Johannes Rohr writes:
IndexError: list index out of range
That isn't the problem, it's the earlier failure, I think:
File "/usr/lib/python3.8/email/_header_value_parser.py", line 2069, in get_msg_id token, value = get_dot_atom_text(value) File "/usr/lib/python3.8/email/_header_value_parser.py", line 1334, in get_dot_atom_text raise errors.HeaderParseError("expected atom at a start of " email.errors.HeaderParseError: expected atom at a start of dot-atom-text but found '@localhost>'
It appears that HyperKitty is trying to find a domain name (the common use for "dot_atom_text" in mail headers in a Message-ID), but is finding "@localhost>" instead.
First I would try the check_hk_import script which is provided with HyperKitty. (You may also want to use the Mailman 2.1 cleanarch script to check for unescaped 'From ' lines, or the script at https://www.msapiro.net/scripts/cleanarch2 which can do that and check for unparseable Date: headers as well.)

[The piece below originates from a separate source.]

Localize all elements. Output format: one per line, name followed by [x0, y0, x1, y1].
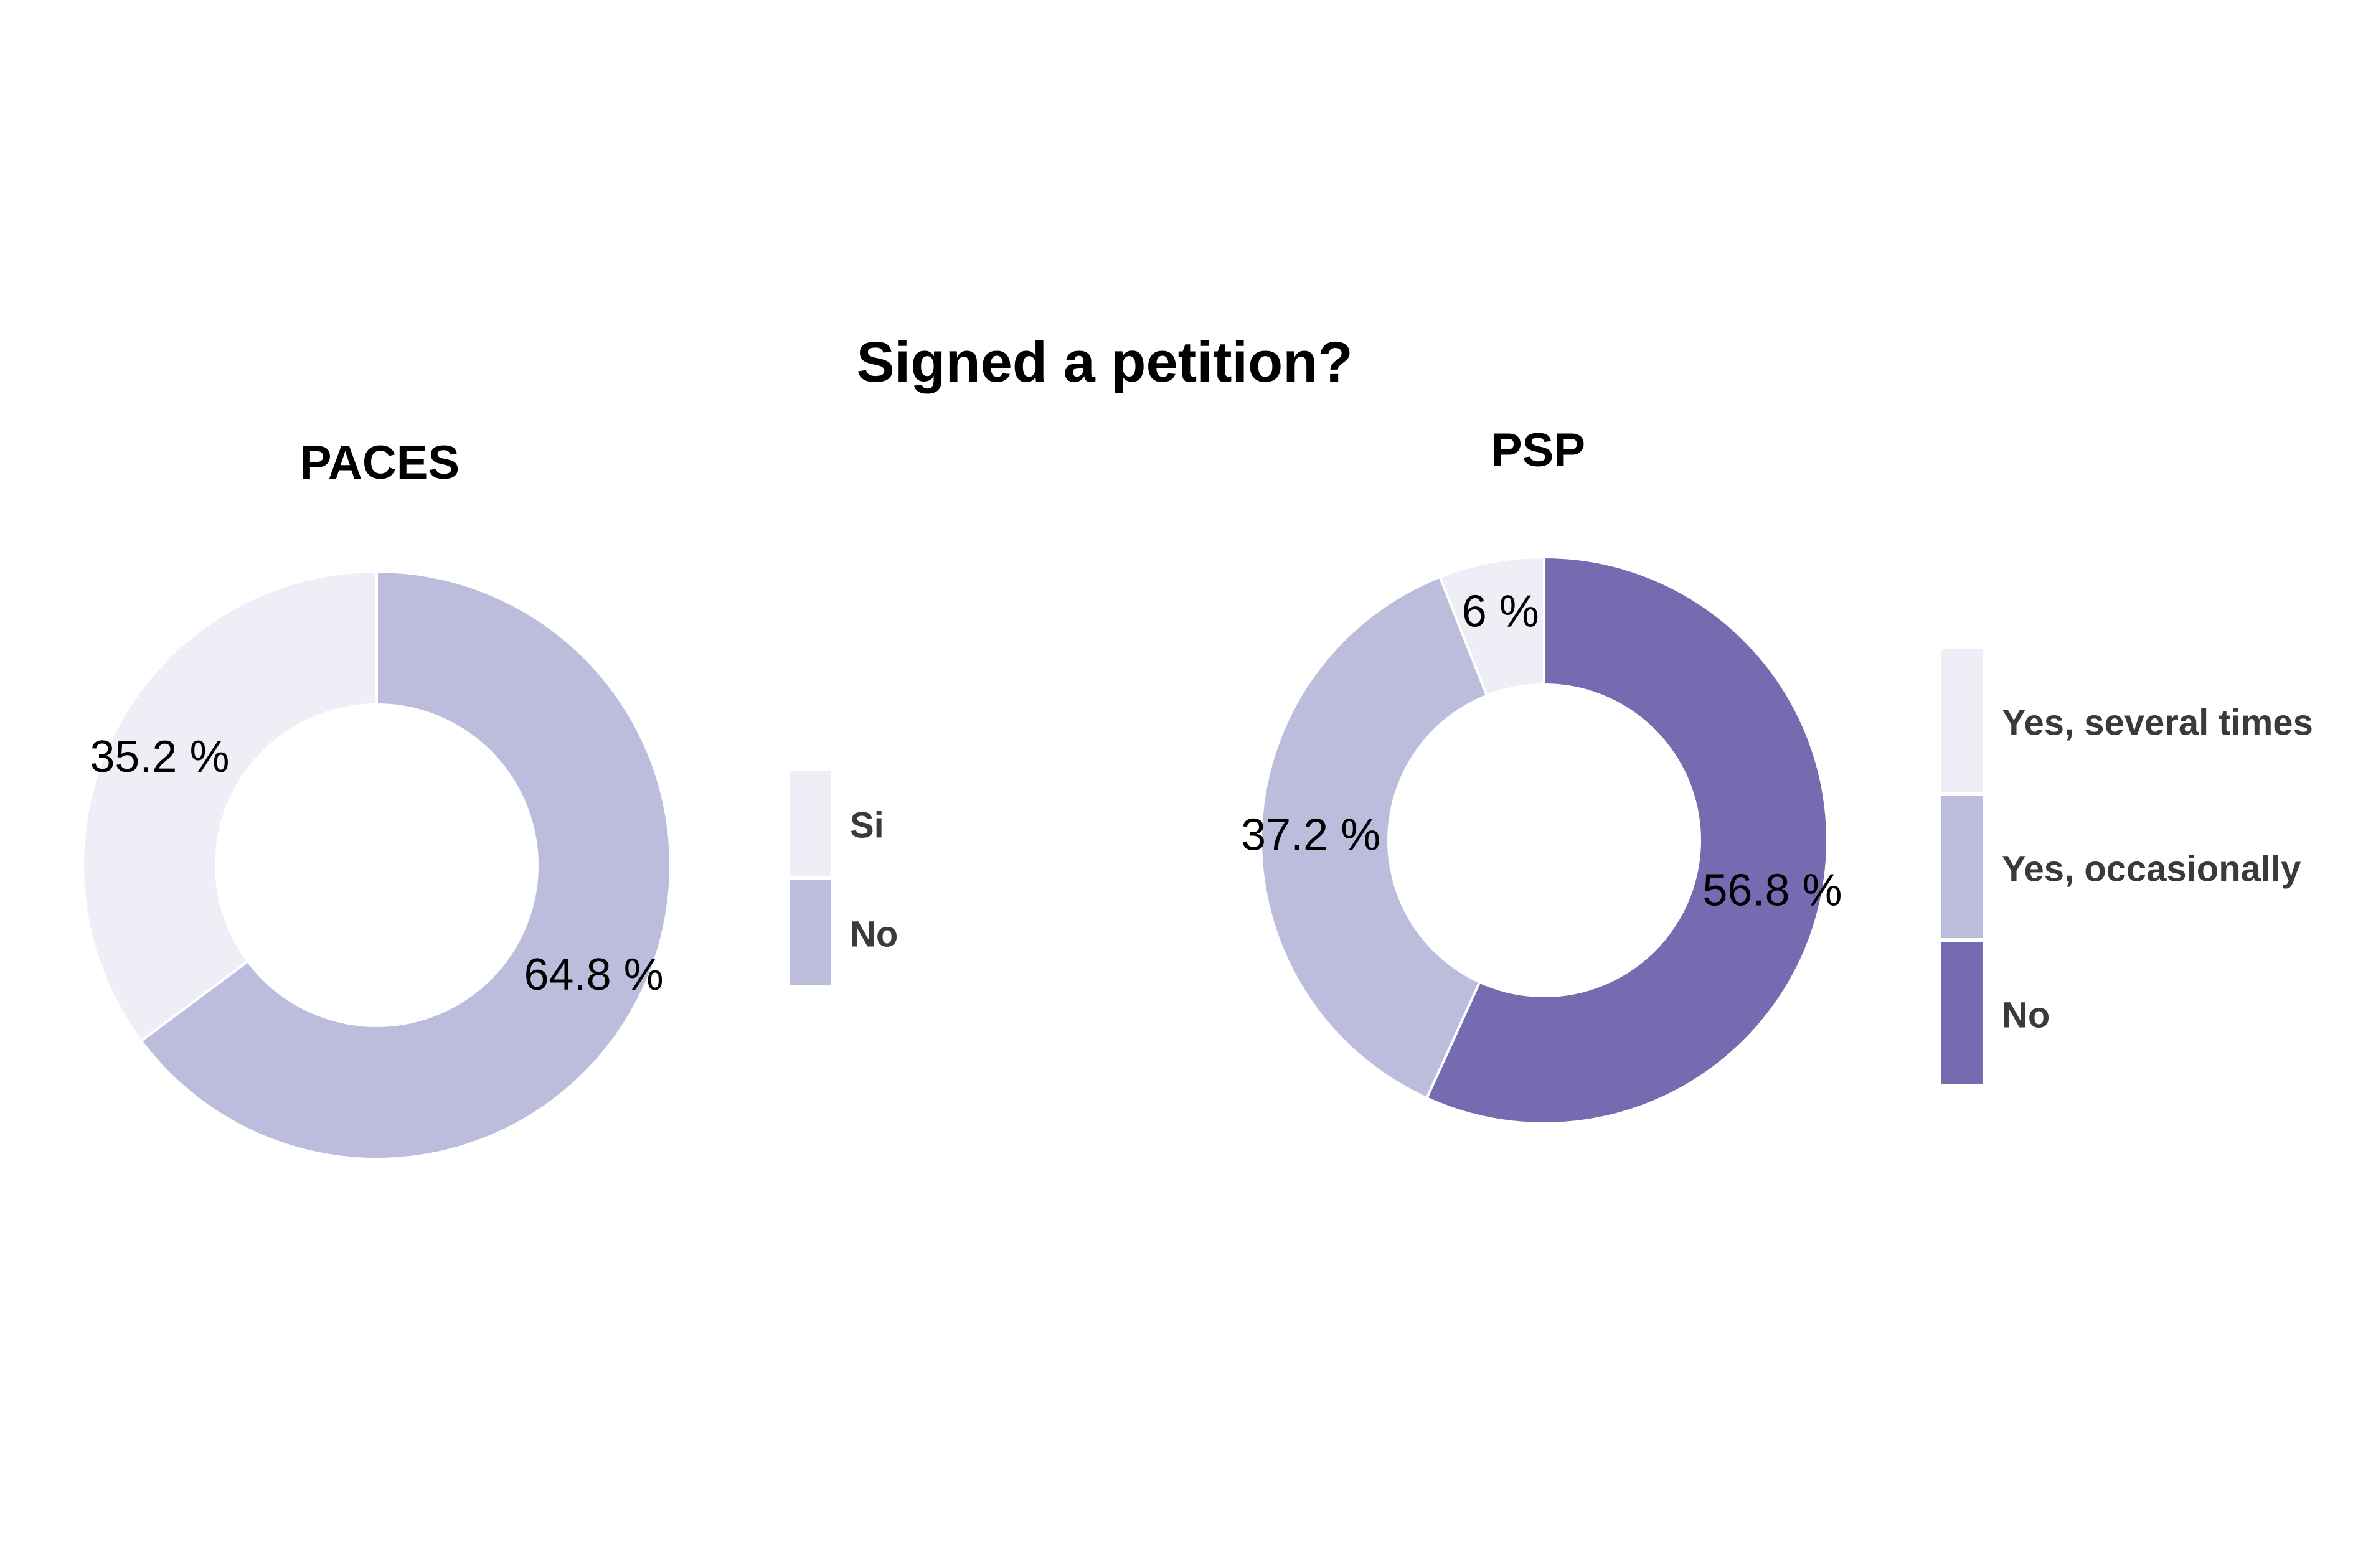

If that fails to identify the problem, try
grep -iE '^(Message-ID|In-Reply-To).*@localhost>' problem_mbox_file | wc -l
to see how how often that string appears, then
grep -iE '^(Message-ID|In-Reply-To).*@localhost>' problem_mbox_file | head -15
to see if you can identify the problem text.[1] The problem character before the "@" is probably "<", "@", or ".", but maybe it's one of these: ()<>[]:;@\,." (note the double quote is a disallowed character). Other ASCII punctuation are allowed in message IDs.
Once we know how the message id(s) is (are) malformed, we can discuss how to deal with them.
Steve
Footnotes: [1] In theory we should also check References but those usually have multiple continuations, which is annoying to deal with in grep.